Still, its little guy reputation lingers, in part because Koch keeps experimenting with new brews and techniques. “They’re definitely still a craft brewer in our book,” said Steinman of Beer Marketer’s Insights. He argued that there’s no perfect way to define the term, but that “the way that they interact in the market is in the craft beer aisle.”

The six microbreweries vying for Koch’s mentorship at Friday’s event were tiny operations run by as few as two people. Many of their founders still have full-time day jobs.

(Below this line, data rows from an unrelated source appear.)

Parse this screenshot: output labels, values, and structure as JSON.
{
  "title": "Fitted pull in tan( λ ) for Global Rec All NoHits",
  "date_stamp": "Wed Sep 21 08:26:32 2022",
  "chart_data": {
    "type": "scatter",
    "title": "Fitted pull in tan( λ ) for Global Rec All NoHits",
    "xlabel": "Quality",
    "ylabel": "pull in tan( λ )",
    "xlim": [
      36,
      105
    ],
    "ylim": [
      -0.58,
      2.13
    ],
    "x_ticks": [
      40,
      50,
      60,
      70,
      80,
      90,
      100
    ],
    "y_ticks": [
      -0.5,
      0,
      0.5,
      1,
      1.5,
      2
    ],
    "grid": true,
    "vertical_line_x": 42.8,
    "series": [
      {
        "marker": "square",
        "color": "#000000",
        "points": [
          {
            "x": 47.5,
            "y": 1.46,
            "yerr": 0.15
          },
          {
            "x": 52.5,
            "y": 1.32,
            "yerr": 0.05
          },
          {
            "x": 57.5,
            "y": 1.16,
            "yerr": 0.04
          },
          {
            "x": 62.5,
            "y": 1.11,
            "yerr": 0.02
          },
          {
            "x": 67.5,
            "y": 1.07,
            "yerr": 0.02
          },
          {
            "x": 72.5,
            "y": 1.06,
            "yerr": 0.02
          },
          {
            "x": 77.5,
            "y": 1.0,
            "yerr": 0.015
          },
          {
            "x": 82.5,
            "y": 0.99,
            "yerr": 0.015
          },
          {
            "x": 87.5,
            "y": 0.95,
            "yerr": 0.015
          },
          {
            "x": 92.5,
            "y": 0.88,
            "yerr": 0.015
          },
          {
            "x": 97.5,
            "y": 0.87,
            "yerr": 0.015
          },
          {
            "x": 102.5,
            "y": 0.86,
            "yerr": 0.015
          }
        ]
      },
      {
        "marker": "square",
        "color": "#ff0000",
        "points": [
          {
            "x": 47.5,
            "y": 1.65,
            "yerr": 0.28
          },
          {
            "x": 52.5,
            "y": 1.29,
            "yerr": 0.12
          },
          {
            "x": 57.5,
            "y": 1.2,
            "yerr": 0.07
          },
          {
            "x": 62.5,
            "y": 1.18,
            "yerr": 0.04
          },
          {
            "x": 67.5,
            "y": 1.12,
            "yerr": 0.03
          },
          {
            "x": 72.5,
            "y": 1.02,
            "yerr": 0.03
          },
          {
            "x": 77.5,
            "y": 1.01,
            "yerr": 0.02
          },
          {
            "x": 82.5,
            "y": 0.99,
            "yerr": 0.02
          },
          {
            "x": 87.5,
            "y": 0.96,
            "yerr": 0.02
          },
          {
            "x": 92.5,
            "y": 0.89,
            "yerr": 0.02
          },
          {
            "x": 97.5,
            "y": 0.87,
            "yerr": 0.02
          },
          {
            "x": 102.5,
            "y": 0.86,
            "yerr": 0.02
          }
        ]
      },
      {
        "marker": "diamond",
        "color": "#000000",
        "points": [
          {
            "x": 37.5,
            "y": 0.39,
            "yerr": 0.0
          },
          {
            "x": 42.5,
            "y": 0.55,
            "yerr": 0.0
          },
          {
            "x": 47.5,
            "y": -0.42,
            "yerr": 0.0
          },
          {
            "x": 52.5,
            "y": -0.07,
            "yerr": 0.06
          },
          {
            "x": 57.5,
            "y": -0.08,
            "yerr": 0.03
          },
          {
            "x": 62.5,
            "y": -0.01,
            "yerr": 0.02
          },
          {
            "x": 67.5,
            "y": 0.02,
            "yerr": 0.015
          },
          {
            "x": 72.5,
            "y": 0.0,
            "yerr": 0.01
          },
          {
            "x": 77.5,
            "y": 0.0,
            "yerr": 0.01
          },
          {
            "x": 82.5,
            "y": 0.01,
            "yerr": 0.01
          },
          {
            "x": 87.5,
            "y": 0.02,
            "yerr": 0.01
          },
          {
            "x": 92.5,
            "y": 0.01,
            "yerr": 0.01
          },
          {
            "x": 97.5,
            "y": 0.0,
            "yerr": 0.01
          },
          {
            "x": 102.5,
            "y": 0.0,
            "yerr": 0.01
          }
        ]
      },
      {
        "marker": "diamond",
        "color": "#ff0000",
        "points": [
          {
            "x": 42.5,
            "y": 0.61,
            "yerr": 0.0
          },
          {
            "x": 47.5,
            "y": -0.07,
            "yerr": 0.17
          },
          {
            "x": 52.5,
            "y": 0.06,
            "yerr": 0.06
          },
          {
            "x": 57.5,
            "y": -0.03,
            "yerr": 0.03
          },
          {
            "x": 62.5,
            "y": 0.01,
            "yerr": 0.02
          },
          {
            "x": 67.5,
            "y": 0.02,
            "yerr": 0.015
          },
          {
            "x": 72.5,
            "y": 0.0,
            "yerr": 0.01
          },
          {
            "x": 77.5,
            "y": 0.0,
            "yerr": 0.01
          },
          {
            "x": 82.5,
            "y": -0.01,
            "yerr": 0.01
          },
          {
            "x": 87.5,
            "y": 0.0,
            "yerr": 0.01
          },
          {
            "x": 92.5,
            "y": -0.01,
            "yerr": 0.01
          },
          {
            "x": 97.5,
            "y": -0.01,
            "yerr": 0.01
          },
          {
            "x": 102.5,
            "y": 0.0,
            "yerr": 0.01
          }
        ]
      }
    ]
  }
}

“We make our tap handles by hand,” said Bhavik Modi of the Chicago-based Azadi Brewing Company. “My wife does our can art.” Marc Geller of New Jersey’s Three 3s Brewing said he was “down on the floor cleaning up a leaky tank this morning.” Brewers emphasized that coaching from Koch in how to navigate the ups and downs of the industry would be invaluable at their early stages of operation.

When asked whether he could see Boston Beer Company acquiring one of those microbreweries one day, Koch said likely not—“they’re perfectly fine the way they are”—but added, “Who knows? One thing I’ve learned is never say never.”

Despite the multiple challenges for young craft beer startups, there is opportunity. Bart Watson, chief economist at the Brewers Association, noted that long-term potential for industry growth still exists if small breweries develop new strategies to broaden their appeal. “Will craft [beer] be bigger than it is now in 10 years? I would like to believe so. Will it be bigger than it is now in two or three years? Maybe not.”

Koch points out that the infrastructure around startups is more robust than it was when he started out in 1984. “Being an entrepreneur is now not considered at the lunatic fringe of capitalism, but rather something celebrated and admired,” he said. “Forty years ago, there wasn’t really much venture capital. People questioned your sanity. That’s not true anymore. Now entrepreneurs are the heroes of capitalism, which is kind of cool.”